Алексей Константинович Толстой родился 24 августа 1817 года в Петербурге. Его мать была внучкой знаменитого Кирилла Разумовского, последнего гетмана Украины, и дочерью А. К. Разумовского, екатерининского сенатора, министра народного просвещения при Александре I; отец принадлежал к той ветви рода Толстых, из которой вышел известный скульптор и гравёр Ф. П. Толстой, его брат. Вскоре после рождения А. К. Толстого родители разошлись, и мать увезла будущего поэта в своё имение на Черниговщине, а затем и уже надолго поселилась с сыном в имении своего брата А. А. Перовского (в этой же Черниговской губернии). Пышная украинская природа, роскошный быт старинной барской усадьбы, царящая в ней атмосфера любви к искусству – всё это оказало глубочайшее влияние на формирование духовного мира будущего поэта. Уже в ранние годы он испытывает сильную тягу к творчеству. «С шестилетнего возраста, - вспоминал он, - я начал марать бумагу и писать стихи – настолько поразили моё воображение некоторые произведения наших лучших поэтов… Я упивался музыкой разнообразных ритмов и старался усвоить их технику. Мои первые опыты были, без сомнения, нелепы, но в метрическом отношении они отличались безупречностью». Литературное развитие юного Толстого шло тем более плодотворно, что протекало оно под руководством такого авторитетного наставника, каким был его дядя Алексей Алексеевич Перовский, известный прозаик, печатавшийся в столичных журналах под псевдонимом «Антоний Погорельский» (роман «Монастырка», повесть «Лафертовская маковница» и др.). Перовский не только руководил литературными занятиями племянника, но и показывал его наиболее удачные опыты своим близким литературным знакомым, а ими в числе прочих были ни много ни мало Пушкин и Жуковский. Отзывы, по-видимому, были весьма сочувственными (по некоторым данным, стихи молодого поэта были одобрены даже Пушкиным), но печататься Толстой начал лишь в 1841 году, причём дебютировал не стихами, а повестью «Упырь». К этому времени он был уже хорошо принят в московских литературных салонах, был своим человеком в «большом свете», побывал во многих культурных центрах Европы. В 1834 году он был определён на службу в Московский архив министерства иностранных дел, через год выдержал экзамен в Московском университете на право получения чина, а в 1837 году был направлен в русскую миссию при германском сейме. Шесть лет спустя ему было пожаловано придворное звание камер-юнкера.
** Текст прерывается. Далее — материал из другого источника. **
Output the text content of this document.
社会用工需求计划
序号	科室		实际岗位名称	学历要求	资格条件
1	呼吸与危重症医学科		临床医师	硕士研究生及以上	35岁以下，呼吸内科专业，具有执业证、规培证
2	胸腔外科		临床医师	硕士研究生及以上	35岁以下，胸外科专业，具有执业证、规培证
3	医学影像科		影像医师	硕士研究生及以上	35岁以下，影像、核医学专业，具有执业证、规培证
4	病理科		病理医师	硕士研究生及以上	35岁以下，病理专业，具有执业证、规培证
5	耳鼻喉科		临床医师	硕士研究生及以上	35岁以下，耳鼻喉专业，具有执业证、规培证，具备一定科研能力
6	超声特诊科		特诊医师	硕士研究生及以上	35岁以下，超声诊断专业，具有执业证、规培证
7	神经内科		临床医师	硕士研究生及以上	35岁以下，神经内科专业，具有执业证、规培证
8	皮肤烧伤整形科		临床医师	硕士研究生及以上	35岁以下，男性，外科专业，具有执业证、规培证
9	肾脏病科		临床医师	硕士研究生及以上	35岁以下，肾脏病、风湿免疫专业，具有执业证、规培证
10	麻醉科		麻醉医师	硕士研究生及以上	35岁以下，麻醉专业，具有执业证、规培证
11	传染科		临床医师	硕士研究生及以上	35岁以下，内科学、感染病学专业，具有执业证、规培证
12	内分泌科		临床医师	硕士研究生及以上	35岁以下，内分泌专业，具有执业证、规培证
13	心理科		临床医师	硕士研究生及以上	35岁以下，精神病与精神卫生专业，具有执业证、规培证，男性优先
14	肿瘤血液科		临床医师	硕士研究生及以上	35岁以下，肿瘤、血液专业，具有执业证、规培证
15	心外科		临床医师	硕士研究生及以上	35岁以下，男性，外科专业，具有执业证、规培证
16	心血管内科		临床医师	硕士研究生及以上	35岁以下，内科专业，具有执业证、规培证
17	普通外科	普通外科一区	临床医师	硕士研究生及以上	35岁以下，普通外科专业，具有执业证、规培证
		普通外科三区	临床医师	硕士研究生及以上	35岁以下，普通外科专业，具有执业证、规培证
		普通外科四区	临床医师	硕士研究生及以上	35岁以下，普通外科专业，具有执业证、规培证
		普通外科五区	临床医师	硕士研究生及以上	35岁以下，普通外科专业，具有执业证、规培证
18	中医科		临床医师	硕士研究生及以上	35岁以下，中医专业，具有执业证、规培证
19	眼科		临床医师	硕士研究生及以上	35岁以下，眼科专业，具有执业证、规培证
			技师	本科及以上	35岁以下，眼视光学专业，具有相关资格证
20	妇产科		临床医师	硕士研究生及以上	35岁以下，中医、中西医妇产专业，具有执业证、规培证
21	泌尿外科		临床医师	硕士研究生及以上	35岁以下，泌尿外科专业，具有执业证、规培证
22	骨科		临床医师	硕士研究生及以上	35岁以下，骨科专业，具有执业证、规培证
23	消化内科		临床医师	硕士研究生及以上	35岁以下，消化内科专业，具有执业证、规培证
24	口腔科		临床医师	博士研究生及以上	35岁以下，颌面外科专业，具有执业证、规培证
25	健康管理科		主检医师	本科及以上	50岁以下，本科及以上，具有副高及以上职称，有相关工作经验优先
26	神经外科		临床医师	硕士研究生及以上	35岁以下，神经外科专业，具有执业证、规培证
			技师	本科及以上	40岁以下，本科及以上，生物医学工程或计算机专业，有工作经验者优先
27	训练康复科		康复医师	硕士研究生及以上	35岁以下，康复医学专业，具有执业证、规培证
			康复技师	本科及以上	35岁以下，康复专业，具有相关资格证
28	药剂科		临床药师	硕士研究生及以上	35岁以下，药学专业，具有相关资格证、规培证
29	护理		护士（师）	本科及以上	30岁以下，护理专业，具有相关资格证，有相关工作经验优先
Литературный дебют Толстого прошёл более чем успешно: повесть «Упырь» была замечена и удостоилась похвалы самого Белинского. Великий критик отмечал в повести «все признаки ещё слишком молодого, но тем не менее замечательного дарования». Указав на некоторые недостатки повести, заключавшиеся, по его мнению, в известной поверхности художественной мысли, он тут же оговаривался, что, «несмотря на внешность изобретения, уже самая многосложность и запутанность его обнаруживают в авторе силу фантазии; а мастерское изложение, уменье сделать из своих лиц что-то вроде характеров, способность схватить дух страны и времени, к которым относится событие, прекрасный язык, иногда похожий даже на «слог», словом – во всём отпечаток руки твёрдой, литературной, - всё это заставляет надеяться в будущем многого от автора «Упыря». В ком есть талант, в том жизнь и наука сделают своё дело, а в авторе «Упыря» - повторяем – есть решительное дарование».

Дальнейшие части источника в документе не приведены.